Charles Peirce
Charles Sanders Peirce
Born: 10 Sept 1839 in Cambridge, Massachusetts, USA
Died: 19 April 1914 in Milford, Pennsylvania, USA

Charles Sanders Peirce was the son of Benjamin Peirce the mathematician and studied at Harvard and worked for many years on the Coast and Geodetic Survey. He worked on geodesy but became interested in conformal map projections where he invented a quincuncial map projection using elliptic functions.
He was also interested in the Four Colour Problem and problems of knots and linkages studied by Kempe. He then extended his father's work on associative algebras and worked on mathematical logic and set theory. Except for courses on logic he gave at Johns Hopkins University, between 1879 and 1884, he never held an academic post.
Peirce's work in philosophy was mainly in epistemology and metaphysics. His main legacy is the pragmatist notion of truth as what would be represented by best opinion in the ideal limit of scientific inquiry. He also gave the name `abduction' to the process of inference to the best explanation, namely the process of building a simple theory of wide scope to `postdict' or explain all past observational data, and correctly to predict future observations.
References:
- Dictionary of Scientific Biography
- Charles Sanders Peirce, Journal of Philosophy, Psychology and Scientific Methods 13 (1916), 701-737.
- C Eisele, The Mathematics of Charles S Peirce, Actes du XIe Congrès International d'histoire des sciences (Warsaw, 1965), 229-234.

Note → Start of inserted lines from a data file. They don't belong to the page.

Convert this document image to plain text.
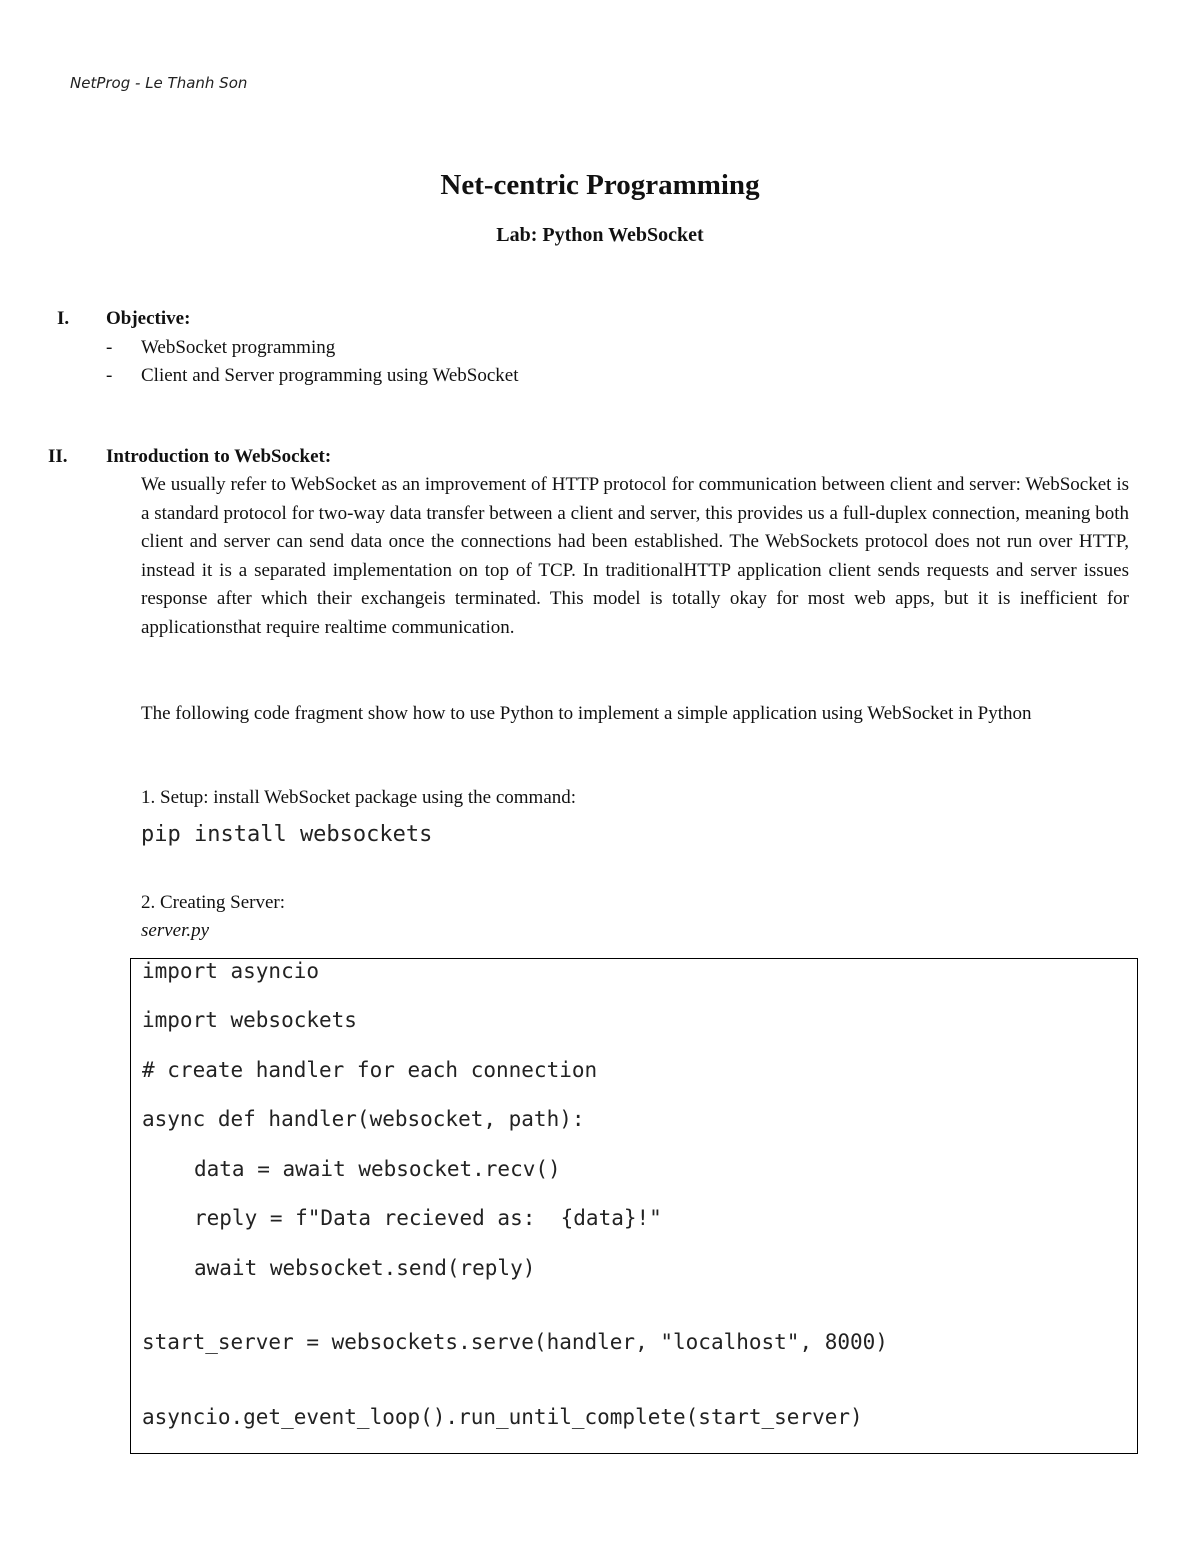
NetProg - Le Thanh Son
Net-centric Programming
Lab: Python WebSocket
I. Objective:
- WebSocket programming
- Client and Server programming using WebSocket
II. Introduction to WebSocket:
We usually refer to WebSocket as an improvement of HTTP protocol for communication between client and server: WebSocket is a standard protocol for two-way data transfer between a client and server, this provides us a full-duplex connection, meaning both client and server can send data once the connections had been established. The WebSockets protocol does not run over HTTP, instead it is a separated implementation on top of TCP. In traditionalHTTP application client sends requests and server issues response after which their exchangeis terminated. This model is totally okay for most web apps, but it is inefficient for applicationsthat require realtime communication.
The following code fragment show how to use Python to implement a simple application using WebSocket in Python
1. Setup: install WebSocket package using the command:
pip install websockets
2. Creating Server:
server.py
import asyncio
import websockets
# create handler for each connection
async def handler(websocket, path):
data = await websocket.recv()
reply = f"Data recieved as:  {data}!"
await websocket.send(reply)
start_server = websockets.serve(handler, "localhost", 8000)
asyncio.get_event_loop().run_until_complete(start_server)
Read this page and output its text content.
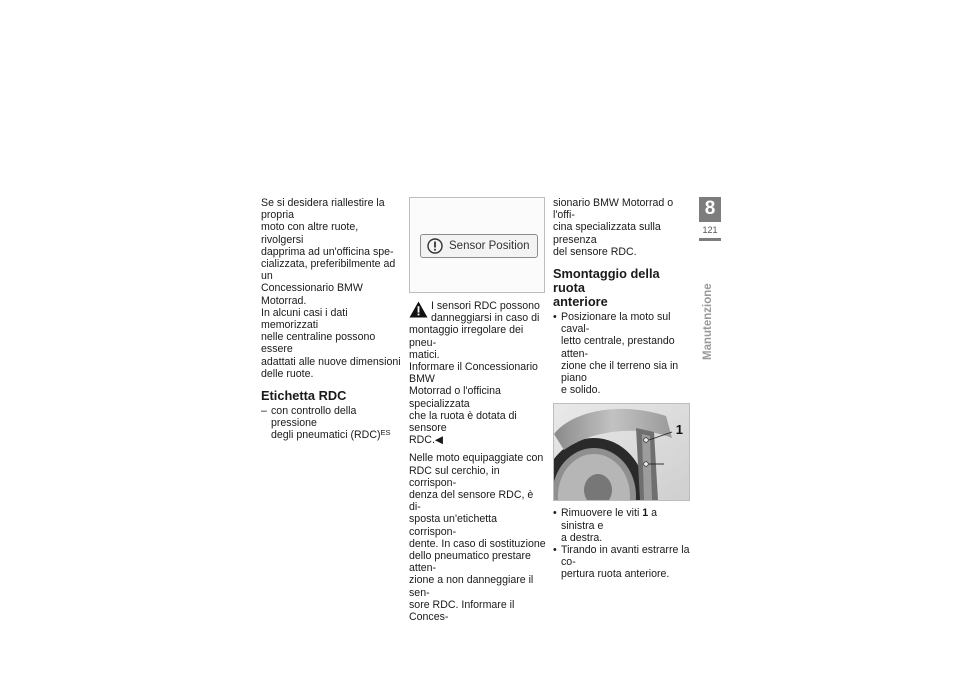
Se si desidera riallestire la propria
moto con altre ruote, rivolgersi
dapprima ad un'officina spe-
cializzata, preferibilmente ad un
Concessionario BMW Motorrad.
In alcuni casi i dati memorizzati
nelle centraline possono essere
adattati alle nuove dimensioni
delle ruote.

Etichetta RDC

– con controllo della pressione
degli pneumatici (RDC)$^{ES}$
Sensor Position

I sensori RDC possono
danneggiarsi in caso di

montaggio irregolare dei pneu-
matici.

Informare il Concessionario BMW
Motorrad o l'officina specializzata
che la ruota è dotata di sensore
RDC.◀

Nelle moto equipaggiate con
RDC sul cerchio, in corrispon-
denza del sensore RDC, è di-
sposta un'etichetta corrispon-
dente. In caso di sostituzione
dello pneumatico prestare atten-
zione a non danneggiare il sen-
sore RDC. Informare il Conces-

sionario BMW Motorrad o l'offi-
cina specializzata sulla presenza
del sensore RDC.

Smontaggio della ruota
anteriore

• Posizionare la moto sul caval-
letto centrale, prestando atten-
zione che il terreno sia in piano
e solido.
1
• Rimuovere le viti 1 a sinistra e
a destra.
• Tirando in avanti estrarre la co-
pertura ruota anteriore.
8
121
Manutenzione
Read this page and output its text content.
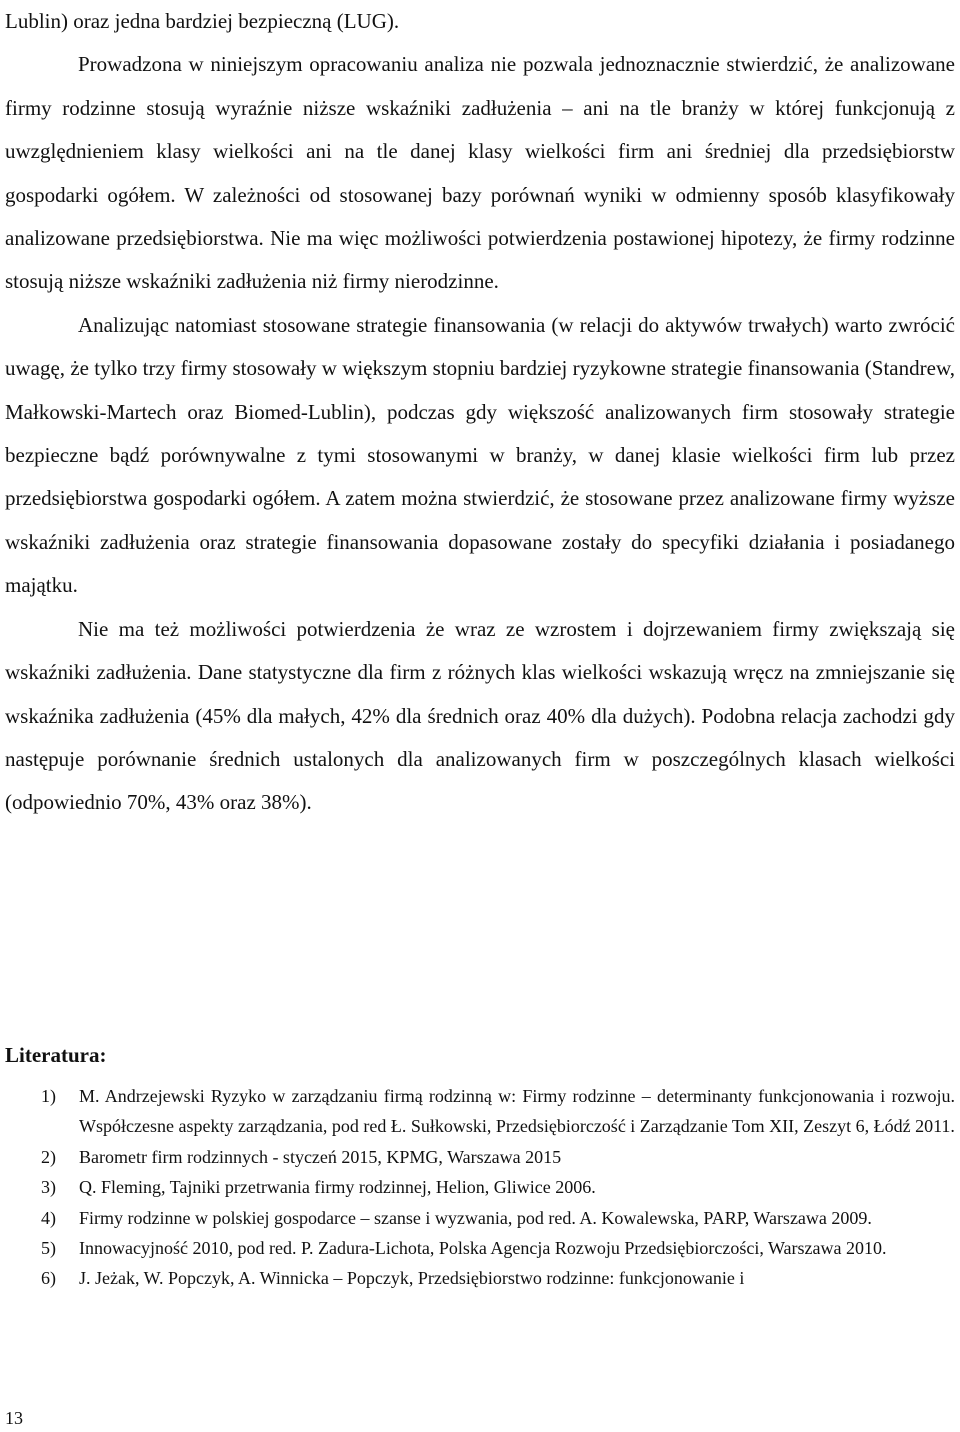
Lublin) oraz jedna bardziej bezpieczną (LUG).

Prowadzona w niniejszym opracowaniu analiza nie pozwala jednoznacznie stwierdzić, że analizowane firmy rodzinne stosują wyraźnie niższe wskaźniki zadłużenia – ani na tle branży w której funkcjonują z uwzględnieniem klasy wielkości ani na tle danej klasy wielkości firm ani średniej dla przedsiębiorstw gospodarki ogółem. W zależności od stosowanej bazy porównań wyniki w odmienny sposób klasyfikowały analizowane przedsiębiorstwa. Nie ma więc możliwości potwierdzenia postawionej hipotezy, że firmy rodzinne stosują niższe wskaźniki zadłużenia niż firmy nierodzinne.

Analizując natomiast stosowane strategie finansowania (w relacji do aktywów trwałych) warto zwrócić uwagę, że tylko trzy firmy stosowały w większym stopniu bardziej ryzykowne strategie finansowania (Standrew, Małkowski-Martech oraz Biomed-Lublin), podczas gdy większość analizowanych firm stosowały strategie bezpieczne bądź porównywalne z tymi stosowanymi w branży, w danej klasie wielkości firm lub przez przedsiębiorstwa gospodarki ogółem. A zatem można stwierdzić, że stosowane przez analizowane firmy wyższe wskaźniki zadłużenia oraz strategie finansowania dopasowane zostały do specyfiki działania i posiadanego majątku.

Nie ma też możliwości potwierdzenia że wraz ze wzrostem i dojrzewaniem firmy zwiększają się wskaźniki zadłużenia. Dane statystyczne dla firm z różnych klas wielkości wskazują wręcz na zmniejszanie się wskaźnika zadłużenia (45% dla małych, 42% dla średnich oraz 40% dla dużych). Podobna relacja zachodzi gdy następuje porównanie średnich ustalonych dla analizowanych firm w poszczególnych klasach wielkości (odpowiednio 70%, 43% oraz 38%).

Literatura:
1) M. Andrzejewski Ryzyko w zarządzaniu firmą rodzinną w: Firmy rodzinne – determinanty funkcjonowania i rozwoju. Współczesne aspekty zarządzania, pod red Ł. Sułkowski, Przedsiębiorczość i Zarządzanie Tom XII, Zeszyt 6, Łódź 2011.
2) Barometr firm rodzinnych - styczeń 2015, KPMG, Warszawa 2015
3) Q. Fleming, Tajniki przetrwania firmy rodzinnej, Helion, Gliwice 2006.
4) Firmy rodzinne w polskiej gospodarce – szanse i wyzwania, pod red. A. Kowalewska, PARP, Warszawa 2009.
5) Innowacyjność 2010, pod red. P. Zadura-Lichota, Polska Agencja Rozwoju Przedsiębiorczości, Warszawa 2010.
6) J. Jeżak, W. Popczyk, A. Winnicka – Popczyk, Przedsiębiorstwo rodzinne: funkcjonowanie i
13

- C Eisele and R M Martin (eds.), Studies in the Scientific and Mathematical Philosophy of Charles S. Peirce (1971).
- J Brent, Charles Sanders Peirce : A Life (Indiana, 1993).
- G Debrock and M Hulswit (eds.), Living doubt : essays concerning the epistemology of Charles Sanders Peirce (Dordrecht, 1994).
- J W Dauben, Charles S. Peirce, Evolutionary Pragmatism and the History of Science, Centaurus 38 (1996), 22-82.
- P Weiss, Peirce, Charles Saunders, Dictionary of American Biography 14 (1934), 398-403.